Adults are constantly telling us to make choices that they don’t make themselves.

Ayma Malik, Opinion, A&E Editor

“Act your age” is something adults, especially our parents, are always telling us. We’re told to “stop being childish,” “handle our problems maturely,” and to “respect others.” But despite drilling these ideals into our heads, adults don’t always practice what they preach. 

Take the adults who berate fast food workers on TikTok for example. The adults who start yelling at servers for getting their orders wrong, and then record it and post it for millions to see. As an adult with children, or mortgages, or six-digit incomes of their own, snapping at young workers for a slight inconvenience is embarrassing and immature. I haven’t worked fast food specifically, but I have worked at a cafe and smoothie place as a barista. At both places, I’ve had customers have full meltdowns over mistakes that I didn’t even make.

At the smoothie place, I was often the only person working, (other than the manager who literally would stay in the break room all day).
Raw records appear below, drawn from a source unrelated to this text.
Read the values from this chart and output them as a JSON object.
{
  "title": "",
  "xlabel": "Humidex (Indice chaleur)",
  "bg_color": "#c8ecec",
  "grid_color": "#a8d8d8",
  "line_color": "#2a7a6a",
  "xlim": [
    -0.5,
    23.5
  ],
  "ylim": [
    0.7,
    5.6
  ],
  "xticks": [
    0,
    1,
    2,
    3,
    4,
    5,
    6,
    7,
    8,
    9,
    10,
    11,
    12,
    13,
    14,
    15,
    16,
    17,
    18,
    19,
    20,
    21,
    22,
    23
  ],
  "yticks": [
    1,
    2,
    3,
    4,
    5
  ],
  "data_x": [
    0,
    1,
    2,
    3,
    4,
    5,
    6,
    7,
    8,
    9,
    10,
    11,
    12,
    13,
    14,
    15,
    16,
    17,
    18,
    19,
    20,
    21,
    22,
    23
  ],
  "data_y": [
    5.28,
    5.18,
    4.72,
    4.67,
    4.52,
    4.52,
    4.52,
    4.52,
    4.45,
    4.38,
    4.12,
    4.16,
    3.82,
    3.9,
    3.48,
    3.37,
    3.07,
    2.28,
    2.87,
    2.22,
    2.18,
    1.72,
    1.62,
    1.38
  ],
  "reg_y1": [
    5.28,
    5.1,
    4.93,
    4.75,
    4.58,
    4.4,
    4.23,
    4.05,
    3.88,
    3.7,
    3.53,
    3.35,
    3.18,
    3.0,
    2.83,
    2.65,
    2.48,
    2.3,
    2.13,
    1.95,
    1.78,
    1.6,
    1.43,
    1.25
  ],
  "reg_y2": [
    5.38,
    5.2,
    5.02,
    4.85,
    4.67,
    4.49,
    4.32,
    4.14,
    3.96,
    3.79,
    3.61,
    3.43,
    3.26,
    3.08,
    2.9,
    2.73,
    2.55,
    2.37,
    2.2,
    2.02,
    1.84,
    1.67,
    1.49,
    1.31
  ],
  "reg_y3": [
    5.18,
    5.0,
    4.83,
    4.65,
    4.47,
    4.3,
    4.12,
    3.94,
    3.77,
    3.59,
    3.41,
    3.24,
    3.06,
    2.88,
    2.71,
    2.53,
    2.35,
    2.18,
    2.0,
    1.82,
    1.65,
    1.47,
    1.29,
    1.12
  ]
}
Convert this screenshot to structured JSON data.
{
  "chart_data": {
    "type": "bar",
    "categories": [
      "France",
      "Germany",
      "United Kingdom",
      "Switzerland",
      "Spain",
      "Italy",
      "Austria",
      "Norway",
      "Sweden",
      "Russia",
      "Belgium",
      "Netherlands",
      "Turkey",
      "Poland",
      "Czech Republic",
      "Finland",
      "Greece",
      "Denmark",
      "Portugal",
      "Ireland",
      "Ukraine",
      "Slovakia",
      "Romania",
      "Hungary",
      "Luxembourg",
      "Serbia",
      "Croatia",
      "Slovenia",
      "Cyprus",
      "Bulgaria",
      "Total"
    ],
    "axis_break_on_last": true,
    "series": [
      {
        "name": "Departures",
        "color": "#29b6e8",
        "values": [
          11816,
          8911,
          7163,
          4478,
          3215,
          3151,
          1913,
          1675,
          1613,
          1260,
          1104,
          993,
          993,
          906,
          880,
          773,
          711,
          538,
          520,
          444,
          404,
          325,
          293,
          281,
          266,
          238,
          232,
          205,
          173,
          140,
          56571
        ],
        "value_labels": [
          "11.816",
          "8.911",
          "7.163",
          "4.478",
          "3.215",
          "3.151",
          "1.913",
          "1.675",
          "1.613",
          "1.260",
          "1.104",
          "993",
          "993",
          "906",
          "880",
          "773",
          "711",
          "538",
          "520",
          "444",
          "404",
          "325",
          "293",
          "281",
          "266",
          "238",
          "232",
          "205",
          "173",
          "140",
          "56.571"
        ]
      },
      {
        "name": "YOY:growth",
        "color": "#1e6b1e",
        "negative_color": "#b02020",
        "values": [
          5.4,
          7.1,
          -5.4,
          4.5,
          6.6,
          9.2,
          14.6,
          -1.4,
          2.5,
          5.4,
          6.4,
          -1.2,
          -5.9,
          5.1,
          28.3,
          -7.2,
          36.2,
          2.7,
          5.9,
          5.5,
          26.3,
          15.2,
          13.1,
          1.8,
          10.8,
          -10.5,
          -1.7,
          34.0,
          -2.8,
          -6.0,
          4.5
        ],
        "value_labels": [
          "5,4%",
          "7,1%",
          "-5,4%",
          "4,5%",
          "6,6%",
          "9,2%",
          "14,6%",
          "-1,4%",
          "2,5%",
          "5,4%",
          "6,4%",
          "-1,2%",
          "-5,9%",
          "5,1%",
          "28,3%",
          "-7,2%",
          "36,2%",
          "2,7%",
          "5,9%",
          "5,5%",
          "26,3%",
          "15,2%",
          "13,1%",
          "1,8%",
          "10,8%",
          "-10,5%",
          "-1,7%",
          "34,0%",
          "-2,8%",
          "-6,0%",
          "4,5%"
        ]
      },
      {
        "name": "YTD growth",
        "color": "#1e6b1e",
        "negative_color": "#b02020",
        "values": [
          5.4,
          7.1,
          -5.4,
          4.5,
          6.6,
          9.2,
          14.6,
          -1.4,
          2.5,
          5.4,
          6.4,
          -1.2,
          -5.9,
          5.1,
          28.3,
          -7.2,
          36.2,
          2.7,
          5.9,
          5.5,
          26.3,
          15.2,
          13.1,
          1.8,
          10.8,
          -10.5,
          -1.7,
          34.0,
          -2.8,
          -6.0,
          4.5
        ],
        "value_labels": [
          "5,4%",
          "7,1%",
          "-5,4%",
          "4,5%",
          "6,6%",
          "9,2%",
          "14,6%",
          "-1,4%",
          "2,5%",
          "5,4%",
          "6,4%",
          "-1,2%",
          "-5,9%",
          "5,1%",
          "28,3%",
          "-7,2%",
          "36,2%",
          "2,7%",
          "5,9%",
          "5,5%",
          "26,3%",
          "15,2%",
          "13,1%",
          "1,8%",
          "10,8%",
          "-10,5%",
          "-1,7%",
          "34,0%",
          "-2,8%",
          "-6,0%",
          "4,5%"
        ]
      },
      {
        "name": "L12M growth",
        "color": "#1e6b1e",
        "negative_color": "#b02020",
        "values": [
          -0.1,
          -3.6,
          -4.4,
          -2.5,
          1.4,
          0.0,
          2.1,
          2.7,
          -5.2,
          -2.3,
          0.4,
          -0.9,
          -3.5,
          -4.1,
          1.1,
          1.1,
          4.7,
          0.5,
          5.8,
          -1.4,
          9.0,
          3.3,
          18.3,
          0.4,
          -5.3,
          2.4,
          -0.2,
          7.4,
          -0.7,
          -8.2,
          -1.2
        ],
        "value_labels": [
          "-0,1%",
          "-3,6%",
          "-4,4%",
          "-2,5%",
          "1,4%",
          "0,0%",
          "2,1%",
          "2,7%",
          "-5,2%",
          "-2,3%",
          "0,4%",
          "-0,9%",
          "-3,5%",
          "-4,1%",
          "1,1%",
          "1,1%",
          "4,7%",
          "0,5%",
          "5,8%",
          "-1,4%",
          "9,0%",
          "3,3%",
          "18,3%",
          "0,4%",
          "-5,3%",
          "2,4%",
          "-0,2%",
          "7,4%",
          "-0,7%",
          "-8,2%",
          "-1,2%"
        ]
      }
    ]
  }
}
On multiple occasions, I was making smoothies for the customers inside, while punching in orders for the people in the drive-thru. It was easy to mix up orders, considering I would be making multiple orders at the same time.

One time, a woman from the drive-thru came inside and started yelling at me for giving her the wrong order. I understand getting upset, but she was borderline screaming at me.I was very obviously also the only person working, and I was also making two drinks when she started screaming at me, and all it did was infuriate me. I understand being upset over the drink, but I was clearly swamped and screaming at me, threatening to “get me fired,” is not helping either of us. For me to be the one behaving maturely in that situation was difficult for me to comprehend.

When you point out that an adult is behaving hypocritically, especially parents, they’re quick to reprimand the child or teen for being “disrespectful” or say they can behave how they want because they are older, more mature. How does that portray them as a person? When you behave exactly how you tell me not to behave, and then refuse to acknowledge your hypocrisy, it simply makes me lose respect for you. You become someone that I use as a guideline on how NOT to act, both currently and in the future once I’m an actual adult.

I, admittedly, have a lot of negative traits, and most of them are apparent and known to the people I care about. Those traits are also the ones I try to keep my younger brother from developing. It does make me feel hypocritical sometimes, because I’ll act a certain way and then go and tell him to never act that way. But I think what makes my actions different is that I can acknowledge how I display hypocrisy. I’m not defending my behavior, but I’m also not denying it. 

While I can personally distinguish between how to act and how not to, if generation after generation keeps being hypocritical like this, behaviors will never change. Doing what you know is wrong, refusing to acknowledge its wrong, and then trying to stop other people from doing it will make absolutely no difference in the world. Again, adults don’t have to be perfect all the time, but they do need to be honest. Admitting to and correcting your mistakes should be what maturity is all about, not hypocrisy and feeling superior to those younger than you.